Curious about larger themes within this list, I called up its principal keeper — Rich Baker, endangered species coordinator at the DNR — and asked him what the 300 new additions, subtractions and reclassifications say about the state of nature in Minnesota.
"If you look at the reasons we've made these changes," he said, "there are three that are by far the most important:
Sixty percent are because of loss or degradation of habitat — not a big surprise to most people, I imagine, because we know our natural environment continues to have problems. We have less than one-tenth of 1 percent of the native prairie we had a few hundred years ago.
But it's not just development and clearing land — it's the more subtle fragmentation, especially with forests, where we may have wooded areas that are healthy but they're not contiguous, and a lot of species need those larger forests.

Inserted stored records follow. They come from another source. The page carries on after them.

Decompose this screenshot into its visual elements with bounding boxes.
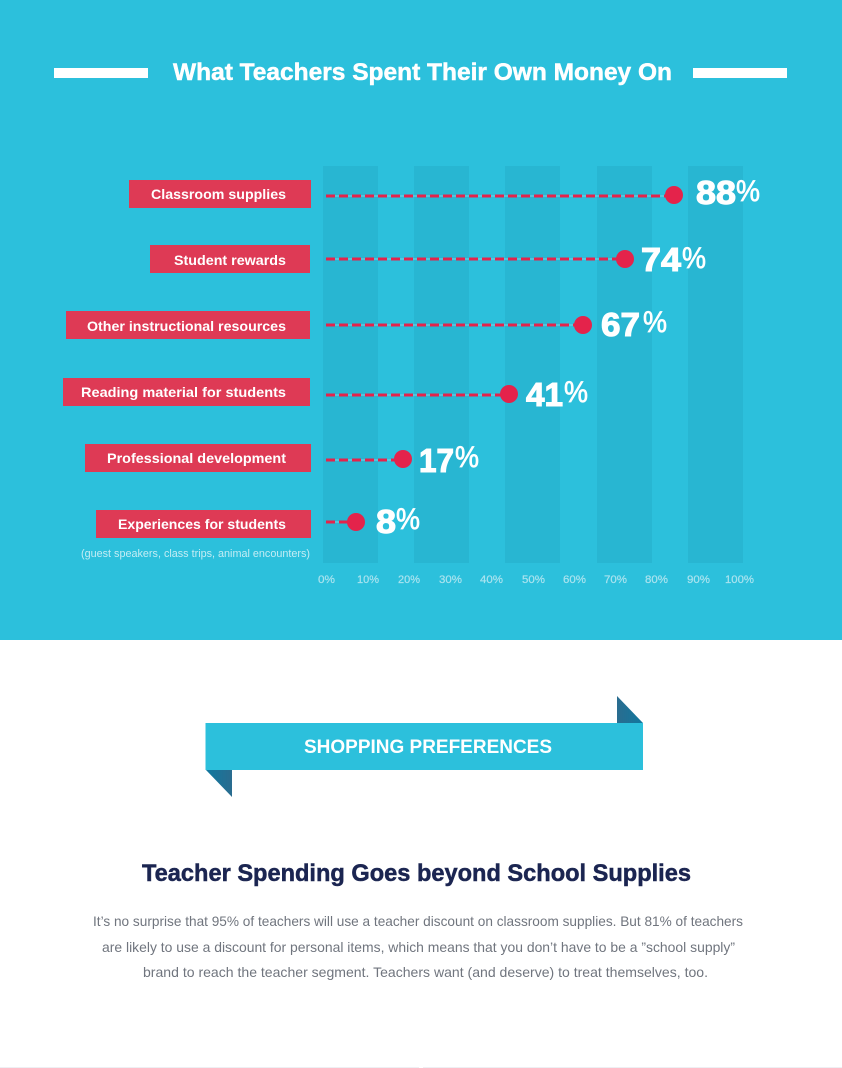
heading: teacher spending: Teacher Spending Goes beyond School Supplies	[142, 860, 691, 887]
panel: teacher spending chart background	[0, 0, 842, 640]
row: experiences for students 8%	[81, 503, 420, 560]
ribbon banner: shopping preferences	[206, 696, 643, 797]
axis labels: 80%	[645, 574, 668, 586]
row: classroom supplies 88%	[129, 174, 760, 211]
row: other instructional resources 67%: 67	[601, 306, 640, 343]
row: professional development 17%: %	[455, 441, 479, 474]
row: experiences for students 8%: 8	[376, 503, 396, 540]
row: student rewards 74%: %	[682, 242, 706, 275]
row: other instructional resources 67%: Other instructional resources	[87, 318, 286, 334]
axis labels: 70%	[604, 574, 627, 586]
row: professional development 17%: 17	[419, 442, 454, 479]
axis labels: 60%	[563, 574, 586, 586]
body paragraph: are likely to use a discount for personal items, which means that you don’t have to be a ”school supply”	[102, 939, 735, 955]
row: student rewards 74%: Student rewards	[174, 252, 286, 268]
row: classroom supplies 88%: %	[736, 175, 760, 208]
row: reading material 41%	[63, 376, 588, 413]
axis labels: 10%	[357, 574, 379, 586]
axis labels: 100%	[725, 574, 754, 586]
row: professional development 17%: Professional development	[107, 450, 286, 466]
row: experiences for students 8%: %	[396, 503, 420, 536]
axis labels: 50%	[522, 574, 545, 586]
footer divider	[0, 1067, 842, 1068]
ribbon banner: shopping preferences: SHOPPING PREFERENCES	[304, 737, 552, 758]
title with side bars	[54, 59, 787, 86]
title with side bars: What Teachers Spent Their Own Money On	[173, 59, 672, 86]
chart column bands	[323, 166, 743, 563]
row: reading material 41%: %	[564, 376, 588, 409]
axis labels: 90%	[687, 574, 710, 586]
axis labels: 30%	[439, 574, 462, 586]
row: other instructional resources 67%	[66, 306, 667, 343]
body paragraph: It’s no surprise that 95% of teachers will use a teacher discount on classroom supplies. But 81% of teachers	[93, 913, 743, 929]
row: student rewards 74%	[150, 241, 706, 278]
row: other instructional resources 67%: %	[643, 306, 667, 339]
chart: percentage spent by category	[63, 166, 760, 586]
axis labels	[318, 574, 754, 586]
row: reading material 41%: Reading material for students	[81, 384, 286, 400]
row: professional development 17%	[85, 441, 479, 479]
axis labels: 40%	[480, 574, 503, 586]
row: classroom supplies 88%: Classroom supplies	[151, 186, 286, 202]
row: student rewards 74%: 74	[641, 241, 682, 278]
row: classroom supplies 88%: 88	[696, 174, 736, 211]
row: experiences for students 8%: (guest speakers, class trips, animal encounters)	[81, 548, 310, 560]
axis labels: 20%	[398, 574, 420, 586]
row: reading material 41%: 41	[526, 376, 563, 413]
row: experiences for students 8%: Experiences for students	[118, 516, 286, 532]
body paragraph: brand to reach the teacher segment. Teachers want (and deserve) to treat themselves, too.	[143, 964, 708, 980]
axis labels: 0%	[318, 574, 335, 586]
body paragraph	[93, 913, 743, 980]
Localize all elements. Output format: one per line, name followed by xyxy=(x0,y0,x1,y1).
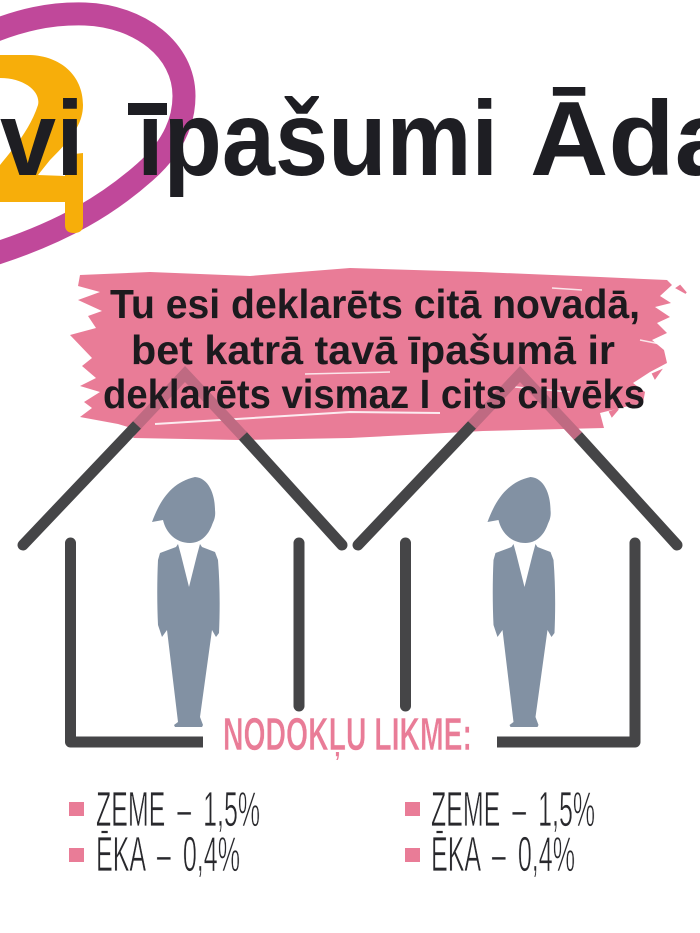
title: īpašumi xyxy=(135,80,498,198)
banner text: Tu esi deklarēts citā novadā, xyxy=(110,281,640,327)
banner text: bet katrā tavā īpašumā ir xyxy=(131,327,615,373)
icon: person right xyxy=(488,477,555,727)
icon: yellow painted number 2 xyxy=(0,55,83,233)
title: vi xyxy=(0,80,84,198)
house: right xyxy=(358,374,677,742)
banner text xyxy=(103,281,645,417)
title xyxy=(0,80,700,198)
heading: tax rate: NODOKĻU LIKME: xyxy=(223,708,472,761)
icon: person left xyxy=(152,477,220,727)
list: left tax rates: ĒKA – 0,4% xyxy=(96,828,240,882)
list: right tax rates xyxy=(405,783,595,882)
list: left tax rates xyxy=(69,783,260,882)
icon: magenta hand-drawn circle xyxy=(0,14,184,256)
house: left xyxy=(23,374,342,742)
banner text: deklarēts vismaz I cits cilvēks xyxy=(103,371,645,417)
panel: pink brush stroke banner xyxy=(70,268,686,440)
list: left tax rates: ZEME – 1,5% xyxy=(96,783,260,837)
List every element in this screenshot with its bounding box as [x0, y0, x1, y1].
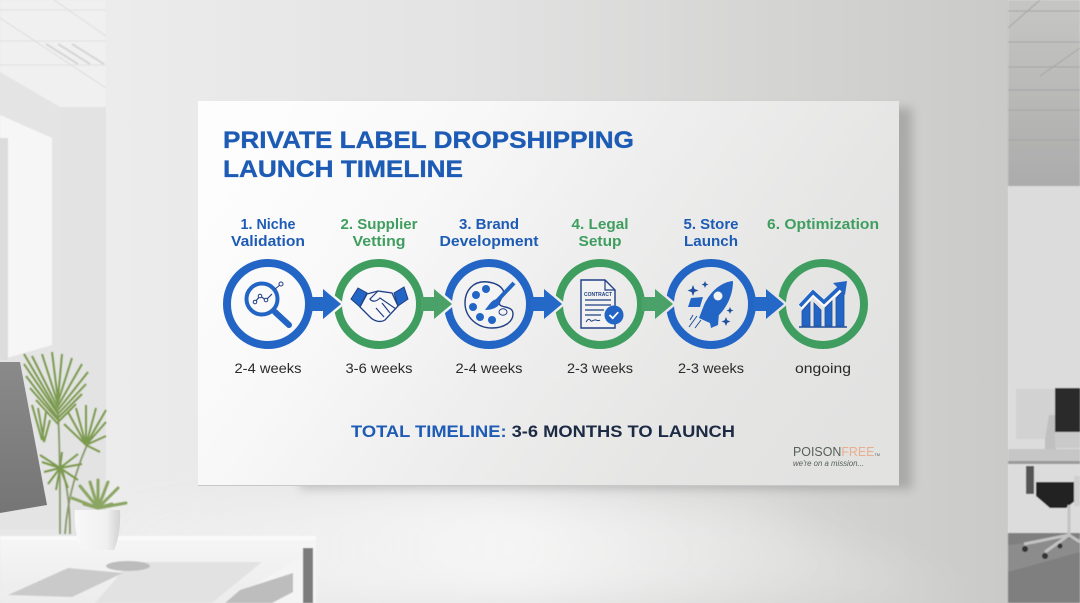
- step 5 label: [684, 217, 738, 250]
- step 1: niche validation: [227, 217, 309, 376]
- step 3 label: Development: [440, 234, 539, 250]
- total timeline callout: TOTAL TIMELINE: 3-6 MONTHS TO LAUNCH: [351, 422, 735, 441]
- step 5 label: Launch: [684, 234, 738, 250]
- step 1 ring: [227, 263, 309, 345]
- icon: contract: CONTRACT: [584, 292, 612, 298]
- sunlight on wall: [106, 490, 1000, 603]
- title: LAUNCH TIMELINE: [223, 156, 463, 183]
- step 4 duration: 2-3 weeks: [567, 360, 633, 376]
- step 2: supplier vetting: [338, 217, 420, 376]
- step 3 ring: [448, 263, 530, 345]
- arrow: step 2 to 3: [421, 289, 452, 319]
- keyboard: [8, 568, 123, 597]
- icon: potted succulent: [72, 480, 126, 550]
- step 4 label: Setup: [578, 234, 622, 250]
- step 1 duration: 2-4 weeks: [234, 360, 302, 376]
- background: left room with window and ceiling: [0, 0, 106, 603]
- title: PRIVATE LABEL DROPSHIPPING: [223, 127, 634, 154]
- step 2 label: Vetting: [352, 234, 406, 250]
- step 6: optimization: [767, 217, 879, 376]
- poster shadow: [300, 108, 912, 489]
- step 4 label: [572, 217, 628, 250]
- step 2 ring: [338, 263, 420, 345]
- arrow: step 4 to 5: [642, 289, 673, 319]
- logo: poisonfree: [793, 444, 880, 468]
- icon: rocket: [688, 281, 734, 328]
- step 1 label: Validation: [231, 234, 305, 250]
- step 5 label: 5. Store: [684, 217, 738, 233]
- step 6 duration: ongoing: [795, 360, 851, 376]
- step 3 label: 3. Brand: [459, 217, 519, 233]
- step 1 label: 1. Niche: [240, 217, 296, 233]
- icon: painter palette: [465, 282, 514, 328]
- logo: poisonfree: POISONFREETM: [793, 444, 880, 459]
- step 2 label: [340, 217, 418, 250]
- icon: contract: [581, 280, 624, 328]
- icon: handshake: [351, 287, 408, 321]
- icon: palm plant: [24, 352, 106, 534]
- panel: infographic poster: [198, 101, 899, 486]
- arrow: step 5 to 6: [753, 289, 784, 319]
- logo: poisonfree: we're on a mission...: [793, 459, 864, 468]
- step 4: legal setup: [559, 217, 641, 376]
- step 1 label: [231, 217, 305, 250]
- step 5 ring: [670, 263, 752, 345]
- step 2 label: 2. Supplier: [340, 217, 418, 233]
- desk: [0, 536, 316, 603]
- background: right room: [1008, 0, 1080, 603]
- step 4 label: 4. Legal: [572, 217, 628, 233]
- step 5: store launch: [670, 217, 752, 376]
- step 5 duration: 2-3 weeks: [678, 360, 744, 376]
- arrow: step 1 to 2: [310, 289, 341, 319]
- step 4 ring: [559, 263, 641, 345]
- icon: magnifying glass with trend: [246, 282, 289, 325]
- step 6 label: 6. Optimization: [767, 217, 879, 233]
- step 3 duration: 2-4 weeks: [456, 360, 522, 376]
- title: [223, 127, 634, 183]
- arrow: step 3 to 4: [531, 289, 562, 319]
- step 6 ring: [782, 263, 864, 345]
- step 2 duration: 3-6 weeks: [346, 360, 412, 376]
- icon: growth chart: [799, 281, 847, 327]
- mouse: [106, 561, 150, 571]
- step 3 label: [440, 217, 539, 250]
- monitor: [0, 362, 47, 513]
- step 3: brand development: [440, 217, 539, 376]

In rivers, of course, it's siltation and chemical contamination. There are a bunch of mussels joining the list this year; half of our 50 native species are now listed as threatened or endangered. And yes, that's right, the new listings are about problems in the Mississippi River, but that's only because mussels were gone from most other waterways a long time ago.
Another 60 percent — the categories aren't mutually exclusive — just reflect new information; we've gained enormous volumes of new knowledge in the last couple of decades.
And about 9 percent reflect the effects of invasive species. A good example is the goblin fern, in our northern forests, which is threatened by invasive earthworms.
There are plenty of other unanswered questions in light of the endangered moose. Are moose endangered in the rest of the world as well as Minnesota? Is Minnesota doing better or worse compared to the rest of the states of the union with regard to endangered species? If this environmental degradation continues, then it will only be a matter of time before people will leave the state for a better quality of life elsewhere.